De gemeente Groningen geeft hiermee uitvoering aan de onderhandelingen die vanaf medio 2019 zijn gevoerd met de beoogd gebruiker.
Redenen tot uitgifte aan beoogde gebruiker
De gemeente Groningen heeft de volgende reden om de onroerende zaak in bruikleen te geven aan de beoogde gebruiker:
Met het oog op de door de gemeente beoogde ruimtelijke ontwikkeling en inrichting van het gebied rondom het Schuitendiep dient het gebruik van ligplaatsen in dat gebied te beëindigen. De verplaatsing van de bestaande horeca-exploitatie door de beoogde gebruiker naar de Oosterkade maakt het mogelijk om drie ligplaatsen in voornoemd gebied – gelegen tussen de Kattenburg en de Poelebrug (binnen stadszijde) – ter beschikking te krijgen.

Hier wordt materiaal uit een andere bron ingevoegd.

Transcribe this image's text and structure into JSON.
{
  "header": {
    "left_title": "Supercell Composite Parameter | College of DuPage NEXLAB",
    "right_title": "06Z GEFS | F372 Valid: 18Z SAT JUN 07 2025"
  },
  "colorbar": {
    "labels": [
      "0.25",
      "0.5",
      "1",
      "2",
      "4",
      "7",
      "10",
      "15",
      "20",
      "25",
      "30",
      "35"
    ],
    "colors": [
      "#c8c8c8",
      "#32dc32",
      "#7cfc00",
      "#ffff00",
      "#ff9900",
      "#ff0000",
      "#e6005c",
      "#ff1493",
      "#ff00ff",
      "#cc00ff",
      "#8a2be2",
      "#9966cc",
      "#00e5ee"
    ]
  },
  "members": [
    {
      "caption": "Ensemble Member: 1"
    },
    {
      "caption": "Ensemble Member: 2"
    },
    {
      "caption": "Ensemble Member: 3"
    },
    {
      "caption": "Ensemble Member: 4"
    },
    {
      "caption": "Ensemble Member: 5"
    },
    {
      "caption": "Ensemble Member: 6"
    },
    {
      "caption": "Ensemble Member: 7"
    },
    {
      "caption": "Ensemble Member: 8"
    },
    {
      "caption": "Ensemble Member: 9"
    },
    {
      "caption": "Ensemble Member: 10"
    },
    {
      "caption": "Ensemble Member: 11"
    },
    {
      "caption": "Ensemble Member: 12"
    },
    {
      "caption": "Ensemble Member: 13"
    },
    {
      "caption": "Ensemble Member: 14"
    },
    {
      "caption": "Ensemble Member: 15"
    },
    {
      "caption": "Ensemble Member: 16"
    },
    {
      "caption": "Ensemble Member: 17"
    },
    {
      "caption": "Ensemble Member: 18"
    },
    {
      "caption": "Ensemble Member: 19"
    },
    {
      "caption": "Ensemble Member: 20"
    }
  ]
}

Hiermee wordt uitvoering gegeven aan de gestelde ambities uit de Watervisie Groningen, ‘Koersen op water’ (april 2017), waarin wordt gesproken over de transformatie van de Diepenring, waarbij het Schuitendiep als kansrijk wordt gezien om meer openbare plekken aan het water te maken. De ontwikkeling biedt voorts ruimte om van de Diepenring meer een verblijfsplek te maken, zoals in het raadsinitiatiefvoorstel ‘Van verdeelring tot verblijfsruimte, een nieuwe visie voor de diepenring’ (juni 2021) wordt voorgesteld.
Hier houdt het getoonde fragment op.